Choosing Your Auditions
Not every audition is worth taking. Experienced audition-takers develop a strategic approach to deciding where to invest their preparation time and travel budget.
Match the repertoire to your strengths. Every orchestra has a slightly different excerpt list culture. Some committees favor the standard warhorses; others include unusual or contemporary excerpts. Review the list carefully before committing. If the required repertoire plays to your weaknesses rather than your strengths, consider waiting for a better fit.
Consider geography and lifestyle. Winning an audition means relocating. Before you invest months of preparation, honestly assess whether you would be happy living in that city, playing that repertoire, under that music director. Accepting a position you are ambivalent about often leads to burnout and regret.
Budget realistically. Between travel, accommodation, and time away from paid work, each audition represents a significant financial investment. A focused approach — taking fewer auditions but preparing more thoroughly for each — generally yields better results than a scattershot strategy.
The Preparation Timeline
3-6 Months Before: Foundation Work
This is when the deep practice happens. For each excerpt on the list:
- Listen to at least three different recordings of the full work. Understand the tempo, character, and context of your excerpt within the larger piece.
- Practice at slow tempos with meticulous attention to intonation, rhythm, and phrasing. The slow work you do now is what survives under audition pressure.

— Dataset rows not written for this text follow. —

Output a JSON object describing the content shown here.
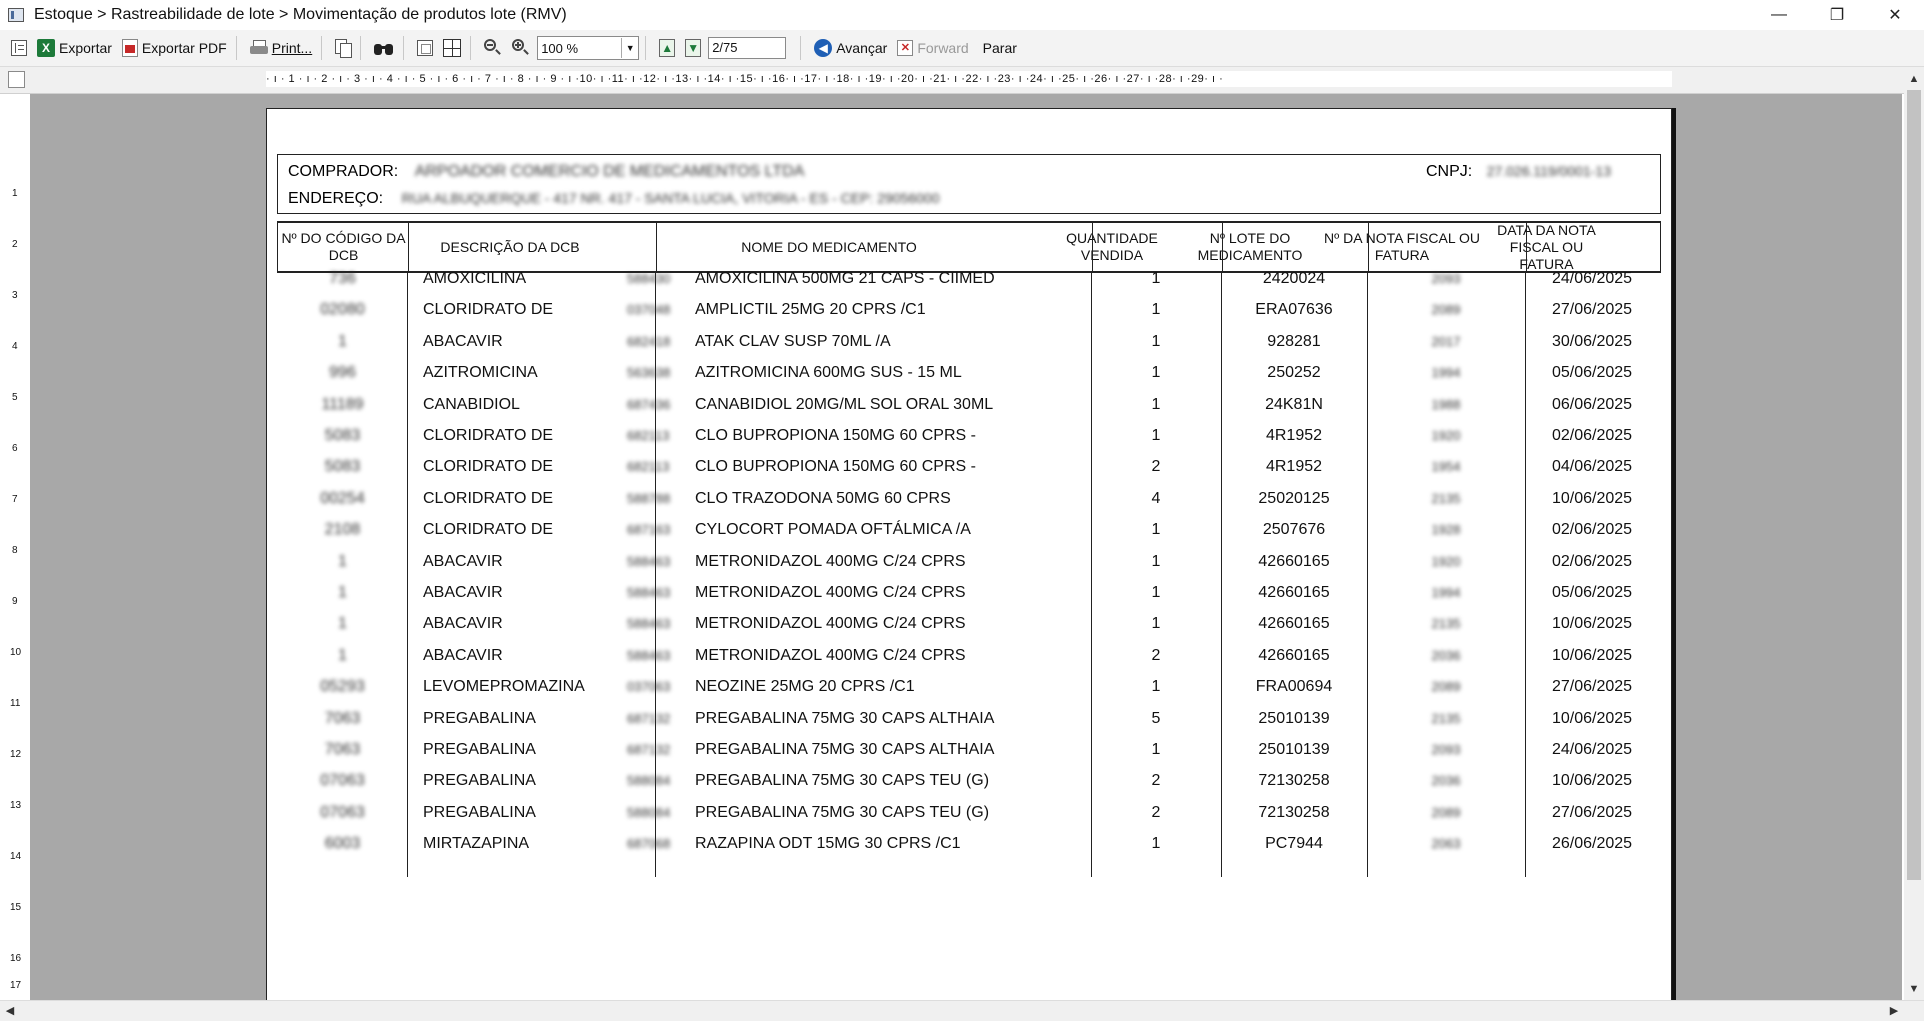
{
  "window": {
    "title": "Estoque > Rastreabilidade de lote > Movimentação de produtos lote (RMV)",
    "minimize": "—",
    "restore": "❐",
    "close": "✕"
  },
  "toolbar": {
    "export_label": "Exportar",
    "export_pdf_label": "Exportar PDF",
    "print_label": "Print...",
    "zoom_value": "100 %",
    "page_value": "2/75",
    "advance_label": "Avançar",
    "forward_label": "Forward",
    "stop_label": "Parar"
  },
  "ruler": {
    "h_marks": "· ı · 1 · ı · 2 · ı · 3 · ı · 4 · ı · 5 · ı · 6 · ı · 7 · ı · 8 · ı · 9 · ı ·10· ı ·11· ı ·12· ı ·13· ı ·14· ı ·15· ı ·16· ı ·17· ı ·18· ı ·19· ı ·20· ı ·21· ı ·22· ı ·23· ı ·24· ı ·25· ı ·26· ı ·27· ı ·28· ı ·29· ı ·",
    "v_numbers": [
      "1",
      "2",
      "3",
      "4",
      "5",
      "6",
      "7",
      "8",
      "9",
      "10",
      "11",
      "12",
      "13",
      "14",
      "15",
      "16",
      "17"
    ]
  },
  "report": {
    "buyer_label": "COMPRADOR:",
    "buyer_value": "ARPOADOR COMERCIO DE MEDICAMENTOS LTDA",
    "address_label": "ENDEREÇO:",
    "address_value": "RUA ALBUQUERQUE - 417 NR. 417 - SANTA LUCIA, VITORIA - ES - CEP: 29056000",
    "cnpj_label": "CNPJ:",
    "cnpj_value": "27.026.119/0001-13",
    "columns": [
      "Nº DO CÓDIGO DA DCB",
      "DESCRIÇÃO DA DCB",
      "NOME DO MEDICAMENTO",
      "QUANTIDADE VENDIDA",
      "Nº LOTE DO MEDICAMENTO",
      "Nº DA NOTA FISCAL OU FATURA",
      "DATA DA NOTA FISCAL OU FATURA"
    ],
    "rows": [
      {
        "code": "736",
        "dcb": "AMOXICILINA",
        "sku": "588430",
        "medicine": "AMOXICILINA 500MG 21 CAPS - CIIMED",
        "qty": "1",
        "lot": "2420024",
        "invoice": "2093",
        "date": "24/06/2025"
      },
      {
        "code": "02080",
        "dcb": "CLORIDRATO DE",
        "sku": "037048",
        "medicine": "AMPLICTIL 25MG 20 CPRS /C1",
        "qty": "1",
        "lot": "ERA07636",
        "invoice": "2089",
        "date": "27/06/2025"
      },
      {
        "code": "1",
        "dcb": "ABACAVIR",
        "sku": "682418",
        "medicine": "ATAK CLAV SUSP 70ML /A",
        "qty": "1",
        "lot": "928281",
        "invoice": "2017",
        "date": "30/06/2025"
      },
      {
        "code": "996",
        "dcb": "AZITROMICINA",
        "sku": "563638",
        "medicine": "AZITROMICINA 600MG SUS - 15 ML",
        "qty": "1",
        "lot": "250252",
        "invoice": "1994",
        "date": "05/06/2025"
      },
      {
        "code": "11189",
        "dcb": "CANABIDIOL",
        "sku": "687436",
        "medicine": "CANABIDIOL 20MG/ML SOL ORAL 30ML",
        "qty": "1",
        "lot": "24K81N",
        "invoice": "1988",
        "date": "06/06/2025"
      },
      {
        "code": "5083",
        "dcb": "CLORIDRATO DE",
        "sku": "682113",
        "medicine": "CLO BUPROPIONA 150MG 60 CPRS -",
        "qty": "1",
        "lot": "4R1952",
        "invoice": "1920",
        "date": "02/06/2025"
      },
      {
        "code": "5083",
        "dcb": "CLORIDRATO DE",
        "sku": "682113",
        "medicine": "CLO BUPROPIONA 150MG 60 CPRS -",
        "qty": "2",
        "lot": "4R1952",
        "invoice": "1954",
        "date": "04/06/2025"
      },
      {
        "code": "00254",
        "dcb": "CLORIDRATO DE",
        "sku": "588788",
        "medicine": "CLO TRAZODONA 50MG 60 CPRS",
        "qty": "4",
        "lot": "25020125",
        "invoice": "2135",
        "date": "10/06/2025"
      },
      {
        "code": "2108",
        "dcb": "CLORIDRATO DE",
        "sku": "687163",
        "medicine": "CYLOCORT POMADA OFTÁLMICA   /A",
        "qty": "1",
        "lot": "2507676",
        "invoice": "1928",
        "date": "02/06/2025"
      },
      {
        "code": "1",
        "dcb": "ABACAVIR",
        "sku": "588463",
        "medicine": "METRONIDAZOL 400MG C/24 CPRS",
        "qty": "1",
        "lot": "42660165",
        "invoice": "1920",
        "date": "02/06/2025"
      },
      {
        "code": "1",
        "dcb": "ABACAVIR",
        "sku": "588463",
        "medicine": "METRONIDAZOL 400MG C/24 CPRS",
        "qty": "1",
        "lot": "42660165",
        "invoice": "1994",
        "date": "05/06/2025"
      },
      {
        "code": "1",
        "dcb": "ABACAVIR",
        "sku": "588463",
        "medicine": "METRONIDAZOL 400MG C/24 CPRS",
        "qty": "1",
        "lot": "42660165",
        "invoice": "2135",
        "date": "10/06/2025"
      },
      {
        "code": "1",
        "dcb": "ABACAVIR",
        "sku": "588463",
        "medicine": "METRONIDAZOL 400MG C/24 CPRS",
        "qty": "2",
        "lot": "42660165",
        "invoice": "2036",
        "date": "10/06/2025"
      },
      {
        "code": "05293",
        "dcb": "LEVOMEPROMAZINA",
        "sku": "037063",
        "medicine": "NEOZINE 25MG 20 CPRS /C1",
        "qty": "1",
        "lot": "FRA00694",
        "invoice": "2089",
        "date": "27/06/2025"
      },
      {
        "code": "7063",
        "dcb": "PREGABALINA",
        "sku": "687132",
        "medicine": "PREGABALINA 75MG 30 CAPS ALTHAIA",
        "qty": "5",
        "lot": "25010139",
        "invoice": "2135",
        "date": "10/06/2025"
      },
      {
        "code": "7063",
        "dcb": "PREGABALINA",
        "sku": "687132",
        "medicine": "PREGABALINA 75MG 30 CAPS ALTHAIA",
        "qty": "1",
        "lot": "25010139",
        "invoice": "2093",
        "date": "24/06/2025"
      },
      {
        "code": "07063",
        "dcb": "PREGABALINA",
        "sku": "588084",
        "medicine": "PREGABALINA 75MG 30 CAPS TEU (G)",
        "qty": "2",
        "lot": "72130258",
        "invoice": "2036",
        "date": "10/06/2025"
      },
      {
        "code": "07063",
        "dcb": "PREGABALINA",
        "sku": "588084",
        "medicine": "PREGABALINA 75MG 30 CAPS TEU (G)",
        "qty": "2",
        "lot": "72130258",
        "invoice": "2089",
        "date": "27/06/2025"
      },
      {
        "code": "6003",
        "dcb": "MIRTAZAPINA",
        "sku": "687068",
        "medicine": "RAZAPINA ODT 15MG 30 CPRS /C1",
        "qty": "1",
        "lot": "PC7944",
        "invoice": "2063",
        "date": "26/06/2025"
      }
    ]
  },
  "colors": {
    "paper_bg": "#ffffff",
    "viewport_bg": "#a8a8a8",
    "toolbar_bg": "#f3f3f3",
    "accent_blue": "#1f5fb5",
    "excel_green": "#1d7a3a"
  }
}
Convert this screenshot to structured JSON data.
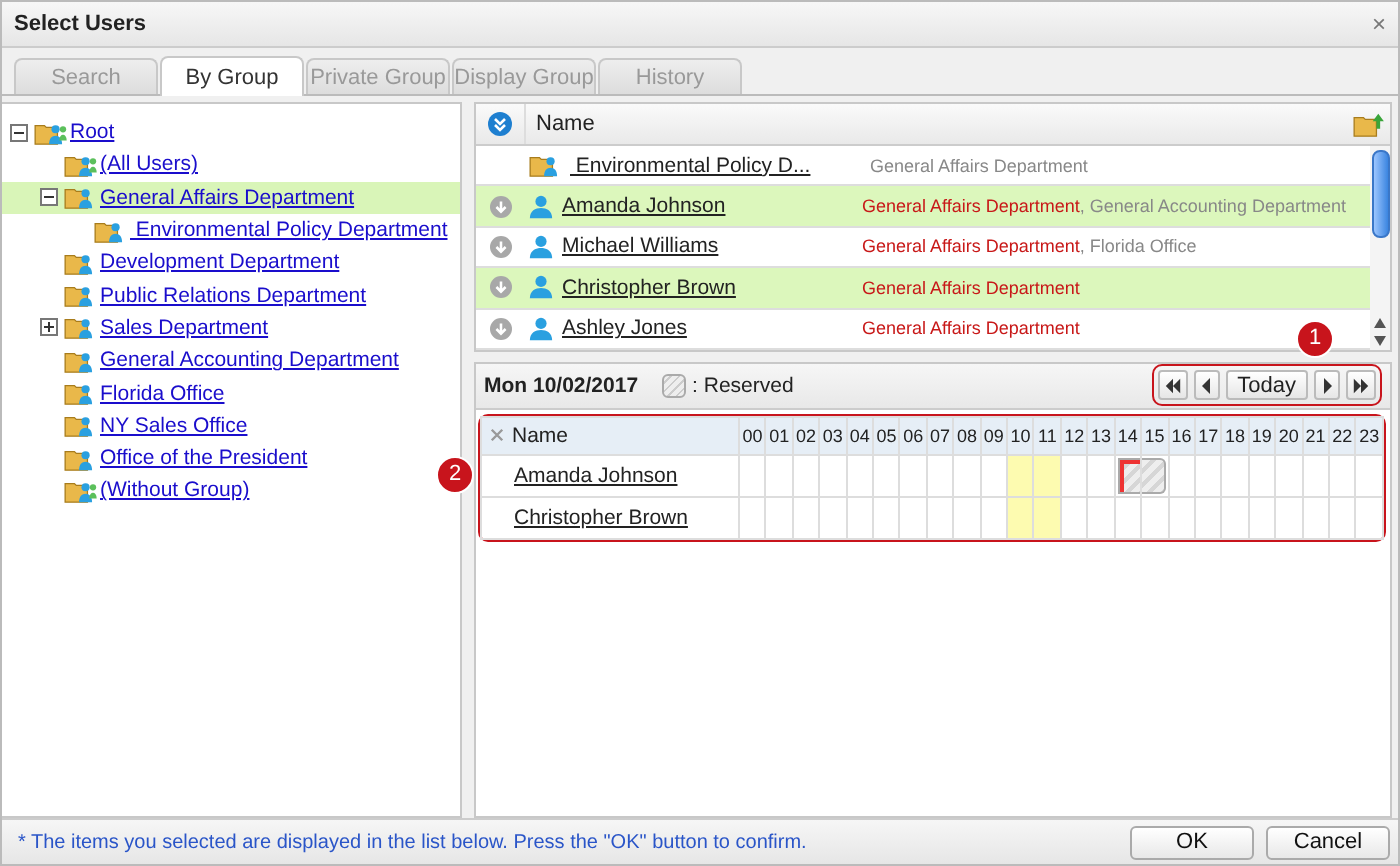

- Study the score, not just your part. Understanding what other instruments are doing around your excerpt informs your dynamics, balance, and musical decisions.
- Work with a teacher or coach who has orchestral audition experience. Fresh ears catch habits you cannot perceive in your own practice.
4-8 Weeks Before: Performance Readiness
Shift from learning to performing:
- Mock auditions are essential. Play for friends, colleagues, teachers — anyone who will listen. Simulate audition conditions: formal dress, cold start, unfamiliar room.
- Record every run-through. Video is more revealing than audio alone. Watch for physical tension, visual presentation, and the gap between intention and execution.
- Build your pre-performance routine. A consistent warm-up sequence, breathing pattern, and mental preparation process creates familiarity in an unfamiliar environment.
Final Week: Taper and Trust
Reduce practice volume. You will not learn anything new in the last week. Instead, focus on maintaining confidence, getting adequate sleep, and managing logistics. Your preparation is complete — trust it.
Audition Day Strategy
Arrive early but not too early. Give yourself time to settle without hours of nervous waiting. Find a warm-up space and follow your established routine.
Control what you can control. You cannot control who is on the committee, what they had for breakfast, or how the previous candidate played. You can control your breathing, your focus, and the quality of attention you bring to each note.
Play the first note with intention. Research consistently shows that committees form strong impressions within the first 30 seconds. Begin with your best sound, your most musical phrasing, your most confident presence.
Recover from mistakes immediately. Every audition has imperfect moments. The committee is not listening for perfection — they are listening for musicianship, sound quality, and resilience. A graceful recovery from a slip demonstrates more professionalism than an anxious spiral after a missed note.
After the Audition
Whether you advance or not, treat every audition as valuable data:
- What excerpts felt solid under pressure? Maintain those at performance level.
- What fell apart? Diagnose whether the issue was preparation, nerves, or a genuine technical gap that needs work.
- How was your mental game? Were you focused on the music, or distracted by outcomes? Mental performance skills improve with deliberate practice just like physical ones.
Most successful orchestral musicians took many auditions before winning a position. Persistence, honest self-assessment, and systematic improvement are the only reliable path to success.